Такой тонкости чувств, признаюсь, я никак не ожидал встретить в одном из представителей каторжной кобылки… Замкнутый, всегда страшно молчаливый и сдержанный, этот удивительный старик с аристократически тонкими чертами лица, с нервным складом всей фигуры, правда, всегда казался мне загадкой и исключением. Я поспешил утешить его уверением, что если Штейнгарт и действительно обратился к нему на ты, то, конечно, не из желания обидеть, а, напротив, из самого теплого чувства к нему, как к больному старику.
– Ну, вестимо, чего здря говорить! – послышались опять миролюбиво настроенные голоса, среди которых был и голос Быкова. Надо было ковать железо, пока горячо, и я быстро перешел к выводам.

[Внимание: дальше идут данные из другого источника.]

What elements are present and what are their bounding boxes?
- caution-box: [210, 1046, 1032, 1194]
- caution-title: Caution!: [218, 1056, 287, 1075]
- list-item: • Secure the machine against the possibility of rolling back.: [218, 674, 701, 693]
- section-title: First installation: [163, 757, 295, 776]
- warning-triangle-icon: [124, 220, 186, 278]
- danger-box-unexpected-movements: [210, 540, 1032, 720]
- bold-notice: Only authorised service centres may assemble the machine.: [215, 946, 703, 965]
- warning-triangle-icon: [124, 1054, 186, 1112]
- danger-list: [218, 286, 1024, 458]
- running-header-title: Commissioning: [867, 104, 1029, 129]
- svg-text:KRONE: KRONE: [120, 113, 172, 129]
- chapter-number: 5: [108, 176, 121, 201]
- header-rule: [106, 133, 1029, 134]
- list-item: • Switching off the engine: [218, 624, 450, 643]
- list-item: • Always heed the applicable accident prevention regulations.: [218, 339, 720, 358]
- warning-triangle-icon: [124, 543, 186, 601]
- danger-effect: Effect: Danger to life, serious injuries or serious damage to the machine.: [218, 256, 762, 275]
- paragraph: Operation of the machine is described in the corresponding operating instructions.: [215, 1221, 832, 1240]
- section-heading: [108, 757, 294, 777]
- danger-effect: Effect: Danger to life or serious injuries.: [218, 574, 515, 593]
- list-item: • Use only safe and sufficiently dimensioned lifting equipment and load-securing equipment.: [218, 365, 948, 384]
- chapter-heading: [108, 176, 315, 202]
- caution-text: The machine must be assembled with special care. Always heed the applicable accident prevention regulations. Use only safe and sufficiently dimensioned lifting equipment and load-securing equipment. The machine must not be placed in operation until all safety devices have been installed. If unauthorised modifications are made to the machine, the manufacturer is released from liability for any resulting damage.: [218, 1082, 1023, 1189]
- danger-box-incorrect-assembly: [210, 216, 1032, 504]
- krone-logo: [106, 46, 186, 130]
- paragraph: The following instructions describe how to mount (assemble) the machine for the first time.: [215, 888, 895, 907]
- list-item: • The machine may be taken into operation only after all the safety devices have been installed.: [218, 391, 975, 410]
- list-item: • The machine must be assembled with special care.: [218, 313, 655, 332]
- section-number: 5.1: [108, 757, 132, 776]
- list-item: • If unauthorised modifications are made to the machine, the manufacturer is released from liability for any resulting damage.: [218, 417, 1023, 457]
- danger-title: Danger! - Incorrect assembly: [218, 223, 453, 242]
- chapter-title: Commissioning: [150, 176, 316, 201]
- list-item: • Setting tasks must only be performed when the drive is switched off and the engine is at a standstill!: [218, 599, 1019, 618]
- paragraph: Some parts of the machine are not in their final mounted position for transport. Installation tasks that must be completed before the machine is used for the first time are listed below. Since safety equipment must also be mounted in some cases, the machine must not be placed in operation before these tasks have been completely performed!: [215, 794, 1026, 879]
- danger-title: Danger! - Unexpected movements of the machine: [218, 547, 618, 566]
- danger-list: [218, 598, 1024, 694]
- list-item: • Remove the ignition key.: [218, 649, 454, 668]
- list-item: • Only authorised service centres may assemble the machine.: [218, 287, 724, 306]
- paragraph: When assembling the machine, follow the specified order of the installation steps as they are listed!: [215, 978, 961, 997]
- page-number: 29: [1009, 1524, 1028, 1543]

– Не будем же, братцы, перебирать понапрасну старую труху и перейдем к делу. Время от времени поднимаются между нами ссоры, и всегда оказывается в конце, что по пустякам. Надо с этим покончить. Или верьте нам, что мы вам друзья и товарищи по несчастью, и тогда будем жить мирно, или же раз навсегда разойдемся и не будем иметь уж ничего общего. Вот мы давали вам махорку, улучшали общий котел, делая все это из самых дружеских чувств. Живем в общей тюрьме, терпим общую беду; у нас есть средства, которых у вас нет, – ну, мы и хотели вам помогать, повторяю, как товарищам по несчастью. Но многие из вас недовольны этим… Это ваше, конечно, дело. Теперь Шестиглазый сюда уже впутался: стоит вам одно слово сказать – и никогда никаких махорок, никакого мяса в постные дни вы ни от кого уж получать не будете! И мы и вы одинаково станем голодать. Больше мне нечего говорить. Решайте, как сами знаете.
И с этими словами я оставил кухню. Я слышал, как за дверью поднялся тотчас же невообразимый шум и гвалт. Разом заговорило несколько десятков голосов.
Сходка привела к совершенно неожиданным результатам. Прежние смутьяны-главари почти все без исключения стояли теперь за то, что следует помириться, что не надо вредить будущим поколениям шелайских арестантов, добровольно отказавшись от помощи "добрых людей"; но безголосое обыкновенно большинство, само ничего против нас не имевшее, вдруг заартачилось… Даже такие неизменные друзья и благожелатели мои, как Чирок, Луньков и Ногайцев, кричали:
– Нельзя теперь мириться, никак нельзя!..
Я был в полном недоумении. Но перед самой уже поверкой в нашу камеру вошел Стрельбицкий (незадолго перед тем переведенный, по собственной просьбе, в камеру Башурова) и с чрезвычайным негодованием стал говорить при мне и Штейнгарте о каких-то иванах, ловящих рыбу в мутной воде и подстрекающих "простецкую" кобылку ко всякого рода волнениям (к этой же простецкой кобылке Стрельбицкий причислял, очевидно, и самого себя!).
– Отца с матерью не послухаюсь больше, если скажут: "Выражай, Стрельбицкий, недовольство, подавай голос за Иванов!" И на все законы их плюю с этого дня!
Прислушиваясь к этим речам, я все еще не понимал, в чем дело. Железный Кот горячо подхватил его слова:
– А я так и давно уж наплевал. Потому мы же и в дураках всегда остаемся… Ну, какими глазами я теперь на Ивана Миколаевича стал бы глядеть, коли после всего, что было, после всего нашего кураженья пришел к нему бы и сказал: "Давай мне опять свой табак. Буду и пишшу твою опять есть!" Нет, уж лучше, по-моему, помереть с голода, чем гореть со стыда!
– Вестимо, лучше! – мрачно подтвердил Стрельбицкий.
– А я и табак до сих пор брал и пищу ел, а теперь ото всего откажусь, ото всего! – забасил вдруг поэт Владимиров, срываясь с нар в необычайном волнении.
– Да все, все теперь откажемся! – поправил его Луньков. – Потому они, может быть, изверги; стыда не имеющие, а мы – человеки.